« Fuck you ! », cette souveraine colère

La colère est cette émotion vive, puissante, destructrice de ce qui n’a plus lieu d’être. Elle vient signifier à la personne qui le vit que quelque chose de profond a été touché, est dépassé.

La colère est une émotion libératrice, qui offre la possibilité de recouvrer son énergie vitale, ses facultés et son alignement. Elle utilise toute l’énergie disponible en soi et se sert de l’énergie autour de soi. La colère non traversée d’une personne, peut créer une usurpation, un transfert d’énergie vitale d’une personne à une autre.

Nombres de situation ou malgré-soi, nous nous retrouvons vidé de notre propre énergie, nous avons perdu notre joie, notre axe, notre alignement d’avec qui nous sommes. Il est alors possible que notre propre énergie ait été utilisée pour servir l’autre, lui offrir davantage d’énergie disponible afin de libérer des blocages et transmuter cette énergie au service de ce réalignement. Nous nous laissons alors influencer et configurer par les besoins de l’autre avec ou sans conscience de ce que désirons pour nous-mêmes.

La personne en colère par conséquent, en quête de réalignement, cherche simplement à libérer l’énergie bloquée afin de retrouver de l’espace en elle, de la légèreté et de la fluidité dans l’énergie de vie qui circule. Les enfants en bas-âge savent pleinement traverser cette émotion de colère avant de se conformer et contraindre aux attentes parentales, sociétales, culturelles et environnementales implicites. La colère peut effrayer de par sa puissance. Sa durée est en lien à son intensité. De nombreuses personnes sont en colère sans jamais traverser pleinement cette émotion.

La colère est un des mouvements de la vie qui circule en soi, elle est là, elle existe.

C’est une émotion de l’âme, qui s’inscrit dans le corps. La peau prend une coloration rouge ou plus foncée par l’augmentation de la pression artérielle, le cœur s’accélère, les muscles se contractent ( bras, visage..) la respiration se fait plus intense, plus profonde et plus sonore. La colère crée une grande tension dans le corps, elle stoppe le raisonnement et est alimentée par des pensées.

La colère n’est pas une expression mentale, avec analyse et raison ou par l’utilisation d’un langage élaboré et constructif « j’ai été en colère car…, je suis en colère car tu …. » Cette expression n’est pas l’émotion de colère, elle peut être la retranscription après coup de cette émotion ou encore, des projections ou suppositions extérieures à soi, d’un sentiment intérieur.

La colère est un état. Elle est de soi à soi, dans un système de valeurs, croyances et limitations propres à chaque individu. Elle se présente pour exprimer un blocage, un inconfort profond de l’être où dans une situation antérieure, il y a eu empreinte, inscription d’une profonde blessure.

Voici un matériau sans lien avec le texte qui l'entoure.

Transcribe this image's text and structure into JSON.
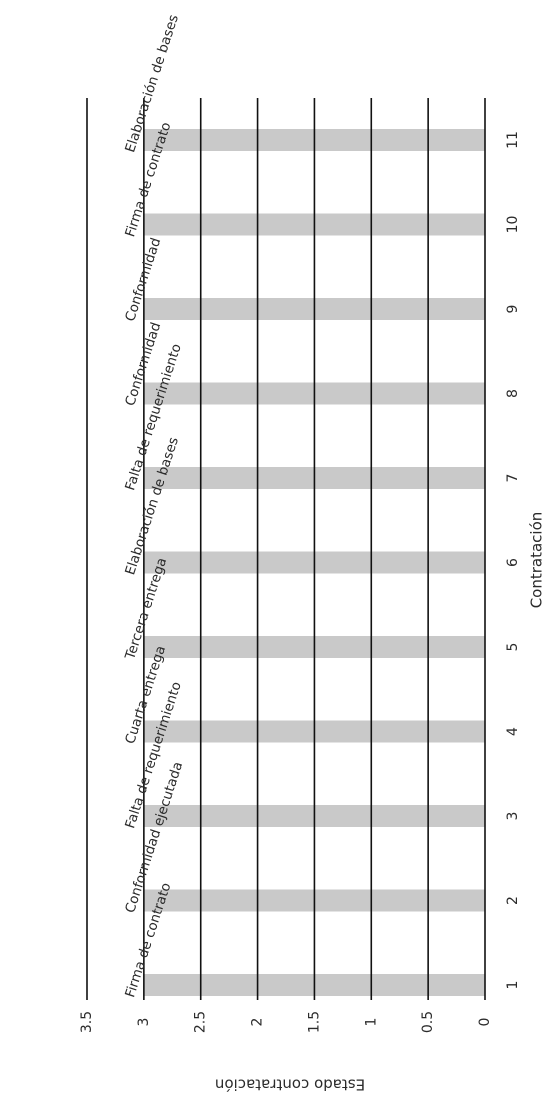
{
  "chart_data": {
    "type": "bar",
    "orientation": "rotated-90",
    "title": "",
    "xlabel": "Contratación",
    "ylabel": "Estado contratación",
    "categories": [
      "1",
      "2",
      "3",
      "4",
      "5",
      "6",
      "7",
      "8",
      "9",
      "10",
      "11"
    ],
    "values": [
      3,
      3,
      3,
      3,
      3,
      3,
      3,
      3,
      3,
      3,
      3
    ],
    "bar_labels": [
      "Firma de contrato",
      "Conformidad ejecutada",
      "Falta de requerimiento",
      "Cuarta entrega",
      "Tercera entrega",
      "Elaboración de bases",
      "Falta de requerimiento",
      "Conformidad",
      "Conformidad",
      "Firma de contrato",
      "Elaboración de bases"
    ],
    "ylim": [
      0,
      3.5
    ],
    "yticks": [
      "0",
      "0.5",
      "1",
      "1.5",
      "2",
      "2.5",
      "3",
      "3.5"
    ],
    "grid": true,
    "legend": "none",
    "colors": {
      "bar": "#c9c9c9",
      "grid": "#111111",
      "text": "#2b2b2b"
    }
  }
}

La colère s’exprime par le mouvement et la voix et mobilise entièrement le corps.

Une personne qui traverse la colère est dans la phase ultime avant de retrouver son alignement, son équilibre, son axe. La tristesse, le désespoir ou la frustration en sont beaucoup plus éloignées.

Rester bloquer dans sa colère, la taire, passer outre, alimentent l’illusion qu’elle trouvera une autre issue. A contrario, vivre sa colère sans violence, avec puissance est un outil précieux de réalignement et éventuellement de désillusion puissante avec soi ( conditionnements, croyances, blocages).

La colère n’a pas besoin d’un autre pour être traversée néanmoins, elle émerge souvent lors d’interactions où l’affect est touché. Pour les personnes présentes ou témoins, pour celles qui accueillent ou reçoivent, peut être êtes-vous objets de projections ou qualifiées de déclencheurs, respirez, accueilliez, ne fuyez pas. Ainsi, la personne se sent entendue dans ce qu’elle traverse, elle se réconcilie avec elle-même et avec cette émotion souvent évitée de par sa crainte de tout détruire, en projection de l’Autre, elle-même. Vous n’avez pas la responsabilité de cette émotion et encore moins de l’épargner ou sauver l’Autre.

La colère est une émotion de soi à soi.